Cara Hopkins' Blog

A Whopper of an Ad Campaign

Up until a couple of years ago, Burger King had no game. Then came those commercials featuring the new King, with his oversized plastic head and hipster hand gestures. He was campy, goofy and, let’s face it, pretty creepy. So what does this new King have that anyone in the naturals industry might possibly want to emulate?

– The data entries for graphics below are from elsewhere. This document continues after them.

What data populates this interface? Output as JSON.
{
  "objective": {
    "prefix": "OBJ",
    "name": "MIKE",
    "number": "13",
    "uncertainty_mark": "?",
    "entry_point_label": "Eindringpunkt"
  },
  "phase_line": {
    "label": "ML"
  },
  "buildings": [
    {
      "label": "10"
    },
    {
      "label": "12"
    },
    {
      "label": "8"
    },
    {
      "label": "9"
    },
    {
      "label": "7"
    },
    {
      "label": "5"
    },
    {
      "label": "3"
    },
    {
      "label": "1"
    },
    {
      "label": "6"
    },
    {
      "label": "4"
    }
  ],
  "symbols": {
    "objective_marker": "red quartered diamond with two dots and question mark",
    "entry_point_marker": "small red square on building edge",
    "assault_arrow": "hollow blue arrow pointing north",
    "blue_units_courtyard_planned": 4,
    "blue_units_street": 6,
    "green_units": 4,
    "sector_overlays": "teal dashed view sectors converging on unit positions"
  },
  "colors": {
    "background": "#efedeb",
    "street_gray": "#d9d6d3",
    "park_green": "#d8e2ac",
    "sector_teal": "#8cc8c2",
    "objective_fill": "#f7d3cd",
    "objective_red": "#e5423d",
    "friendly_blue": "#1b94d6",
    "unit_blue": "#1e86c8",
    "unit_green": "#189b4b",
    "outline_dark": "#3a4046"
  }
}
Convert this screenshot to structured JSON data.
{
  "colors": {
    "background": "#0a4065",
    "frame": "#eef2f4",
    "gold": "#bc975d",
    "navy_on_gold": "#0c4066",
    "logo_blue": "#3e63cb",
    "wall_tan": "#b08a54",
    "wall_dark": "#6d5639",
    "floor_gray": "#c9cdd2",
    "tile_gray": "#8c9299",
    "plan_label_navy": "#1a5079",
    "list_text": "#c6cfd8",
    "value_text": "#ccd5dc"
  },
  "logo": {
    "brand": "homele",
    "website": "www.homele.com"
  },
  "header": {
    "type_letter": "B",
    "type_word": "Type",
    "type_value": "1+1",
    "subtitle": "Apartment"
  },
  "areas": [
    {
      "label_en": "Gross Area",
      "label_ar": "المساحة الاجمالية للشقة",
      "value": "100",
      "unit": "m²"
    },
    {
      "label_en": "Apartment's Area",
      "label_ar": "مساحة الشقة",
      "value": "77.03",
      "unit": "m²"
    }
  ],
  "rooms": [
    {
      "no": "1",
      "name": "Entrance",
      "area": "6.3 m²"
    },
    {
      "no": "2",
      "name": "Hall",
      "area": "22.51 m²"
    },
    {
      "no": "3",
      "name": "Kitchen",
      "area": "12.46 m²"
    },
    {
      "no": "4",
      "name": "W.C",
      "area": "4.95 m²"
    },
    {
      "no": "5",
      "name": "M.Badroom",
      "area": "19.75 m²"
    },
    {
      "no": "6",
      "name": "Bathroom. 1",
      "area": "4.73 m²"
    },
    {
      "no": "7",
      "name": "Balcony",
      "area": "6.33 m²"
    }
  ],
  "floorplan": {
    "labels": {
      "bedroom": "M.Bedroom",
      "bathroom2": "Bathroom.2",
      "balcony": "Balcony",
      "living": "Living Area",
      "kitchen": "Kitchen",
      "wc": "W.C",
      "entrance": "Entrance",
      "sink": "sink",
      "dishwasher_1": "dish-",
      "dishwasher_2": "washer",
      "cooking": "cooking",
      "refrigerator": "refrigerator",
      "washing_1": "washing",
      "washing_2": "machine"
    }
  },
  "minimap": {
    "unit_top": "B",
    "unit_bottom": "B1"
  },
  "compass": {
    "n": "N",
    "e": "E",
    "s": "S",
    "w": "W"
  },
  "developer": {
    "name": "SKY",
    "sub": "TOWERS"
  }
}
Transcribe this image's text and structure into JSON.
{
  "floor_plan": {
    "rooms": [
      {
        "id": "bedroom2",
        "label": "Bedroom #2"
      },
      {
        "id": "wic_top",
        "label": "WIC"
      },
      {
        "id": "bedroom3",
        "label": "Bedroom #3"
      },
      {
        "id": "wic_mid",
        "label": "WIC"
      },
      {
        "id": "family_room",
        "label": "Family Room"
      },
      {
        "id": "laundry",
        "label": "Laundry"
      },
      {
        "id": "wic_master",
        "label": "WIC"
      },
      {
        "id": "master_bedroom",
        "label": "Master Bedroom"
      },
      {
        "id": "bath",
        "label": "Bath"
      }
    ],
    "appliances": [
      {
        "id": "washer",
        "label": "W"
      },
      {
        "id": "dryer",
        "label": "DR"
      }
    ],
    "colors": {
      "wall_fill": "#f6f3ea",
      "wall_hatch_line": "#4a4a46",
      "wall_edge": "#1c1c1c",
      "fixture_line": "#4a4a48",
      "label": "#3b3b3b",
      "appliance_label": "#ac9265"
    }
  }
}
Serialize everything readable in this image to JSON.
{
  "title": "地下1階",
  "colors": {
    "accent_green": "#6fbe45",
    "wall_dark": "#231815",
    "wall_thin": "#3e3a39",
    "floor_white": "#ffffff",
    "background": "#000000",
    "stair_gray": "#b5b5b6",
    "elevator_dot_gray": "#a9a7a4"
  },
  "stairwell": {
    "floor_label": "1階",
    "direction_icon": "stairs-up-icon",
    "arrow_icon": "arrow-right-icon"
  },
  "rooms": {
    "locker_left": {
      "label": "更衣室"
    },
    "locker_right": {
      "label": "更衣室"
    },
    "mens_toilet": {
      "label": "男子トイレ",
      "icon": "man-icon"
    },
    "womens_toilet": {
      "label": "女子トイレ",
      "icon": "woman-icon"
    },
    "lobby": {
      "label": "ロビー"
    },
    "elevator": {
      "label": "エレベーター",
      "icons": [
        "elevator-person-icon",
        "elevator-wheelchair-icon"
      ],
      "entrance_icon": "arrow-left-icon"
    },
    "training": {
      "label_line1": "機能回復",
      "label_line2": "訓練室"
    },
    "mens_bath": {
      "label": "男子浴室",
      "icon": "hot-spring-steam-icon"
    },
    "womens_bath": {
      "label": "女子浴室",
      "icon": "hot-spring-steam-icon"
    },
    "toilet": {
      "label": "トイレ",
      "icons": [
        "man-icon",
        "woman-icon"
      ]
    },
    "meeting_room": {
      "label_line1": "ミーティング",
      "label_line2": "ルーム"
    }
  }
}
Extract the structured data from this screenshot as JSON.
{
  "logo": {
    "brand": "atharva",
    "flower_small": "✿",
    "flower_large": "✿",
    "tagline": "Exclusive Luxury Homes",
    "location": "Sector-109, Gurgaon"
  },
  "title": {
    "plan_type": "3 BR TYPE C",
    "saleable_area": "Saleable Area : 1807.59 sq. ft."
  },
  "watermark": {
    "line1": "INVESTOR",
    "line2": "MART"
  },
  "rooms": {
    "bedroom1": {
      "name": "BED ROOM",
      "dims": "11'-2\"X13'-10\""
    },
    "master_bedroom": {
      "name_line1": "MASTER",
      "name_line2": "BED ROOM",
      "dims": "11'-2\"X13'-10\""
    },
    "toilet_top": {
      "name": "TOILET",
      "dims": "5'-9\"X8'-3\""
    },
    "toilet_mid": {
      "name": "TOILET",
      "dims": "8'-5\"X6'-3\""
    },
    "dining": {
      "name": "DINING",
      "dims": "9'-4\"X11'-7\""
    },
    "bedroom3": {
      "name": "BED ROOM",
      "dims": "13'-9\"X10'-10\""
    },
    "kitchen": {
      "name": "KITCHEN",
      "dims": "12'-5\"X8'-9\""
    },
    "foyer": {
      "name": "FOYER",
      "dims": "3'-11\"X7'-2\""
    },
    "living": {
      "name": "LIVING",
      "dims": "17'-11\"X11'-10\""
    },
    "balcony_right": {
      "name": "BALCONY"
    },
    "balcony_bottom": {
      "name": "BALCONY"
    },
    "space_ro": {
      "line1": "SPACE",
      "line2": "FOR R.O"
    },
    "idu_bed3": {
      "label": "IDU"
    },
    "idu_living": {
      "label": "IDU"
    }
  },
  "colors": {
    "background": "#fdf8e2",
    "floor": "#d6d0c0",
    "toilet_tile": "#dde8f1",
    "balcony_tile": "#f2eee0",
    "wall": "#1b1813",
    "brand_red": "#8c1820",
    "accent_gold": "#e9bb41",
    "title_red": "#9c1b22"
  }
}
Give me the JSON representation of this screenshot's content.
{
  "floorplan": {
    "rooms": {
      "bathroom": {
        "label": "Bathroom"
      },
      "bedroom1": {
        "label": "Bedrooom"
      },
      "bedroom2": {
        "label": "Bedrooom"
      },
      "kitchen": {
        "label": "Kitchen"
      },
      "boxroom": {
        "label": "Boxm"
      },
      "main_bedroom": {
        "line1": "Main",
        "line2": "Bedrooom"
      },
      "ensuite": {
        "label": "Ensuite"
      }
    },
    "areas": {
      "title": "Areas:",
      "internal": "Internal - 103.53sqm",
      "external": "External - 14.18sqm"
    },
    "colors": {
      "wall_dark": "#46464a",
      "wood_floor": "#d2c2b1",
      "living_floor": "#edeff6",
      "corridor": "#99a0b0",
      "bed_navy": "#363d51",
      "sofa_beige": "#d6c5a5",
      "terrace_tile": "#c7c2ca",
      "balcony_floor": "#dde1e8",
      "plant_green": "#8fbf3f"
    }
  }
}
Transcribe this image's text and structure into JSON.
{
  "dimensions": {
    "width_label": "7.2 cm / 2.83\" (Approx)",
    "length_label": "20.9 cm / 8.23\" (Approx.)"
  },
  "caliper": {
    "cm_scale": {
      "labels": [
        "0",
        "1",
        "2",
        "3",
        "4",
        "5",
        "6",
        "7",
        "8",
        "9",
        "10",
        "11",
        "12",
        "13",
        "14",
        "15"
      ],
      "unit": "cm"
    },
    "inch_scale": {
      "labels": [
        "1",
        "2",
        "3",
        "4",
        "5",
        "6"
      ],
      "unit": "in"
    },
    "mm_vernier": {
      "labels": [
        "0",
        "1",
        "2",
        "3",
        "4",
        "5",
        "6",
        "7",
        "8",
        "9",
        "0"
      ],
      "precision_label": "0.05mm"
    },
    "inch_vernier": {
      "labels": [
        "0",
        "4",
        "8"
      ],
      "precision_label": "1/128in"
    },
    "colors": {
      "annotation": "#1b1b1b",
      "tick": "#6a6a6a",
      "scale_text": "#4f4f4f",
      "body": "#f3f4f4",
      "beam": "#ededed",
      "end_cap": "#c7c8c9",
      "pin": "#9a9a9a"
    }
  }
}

For one thing: Street cred. For another, the attention of 150 million active Facebook users. Burger King’s latest ad campaign, Whopper Sacrifice, asked Facebook users to dump 10 of their Facebook friends in exchange for a free hamburger. All you had to do was install the Whopper Sacrifice application on Facebook, submit the 10 friends you wanted to lose and then watch as your former friends’ digital pictures were flame broiled on the website, The campaign launched on Jan. 5 and a week later, on Jan. 14, it was discontinued because Facebook said that it violated the site’s privacy policy. In all, 233,906 friendships were “sacrificed” in exchange for free Whopper coupons. The King’s makeover was courtesy of advertising agency Crispin Porter + Bogusky, with headquarters in Miami and Boulder, Colo. In the age of dead-pan humor, from Napoleon Dynamite to Flight of the Conchords, CP+B transformed an ailing brand into a media darling by not taking themselves too seriously and having the guts to nestle themselves right up against the boundaries of good taste. Bottom line: a little humor—especially the right kind of humor—goes a long way. I’m sure some people found the Whopper Sacrifice campaign and the other recent BK campaigns—such as Whopper Virgins, where far-flung global villagers who had never eaten a hamburger compared the Whopper to the Big Mac in a blind taste test—offensive. But the fact is, they work. Forget what your mom told you—in the era of social networking, this is a popularity contest. Those 23,000 folks who dumped their Facebook buds probably didn’t even want a Whopper, but they wanted to be part of something. The sad thing is that all of this hype is going toward fast food. Just imagine what the naturals industry could do with that kind of attention.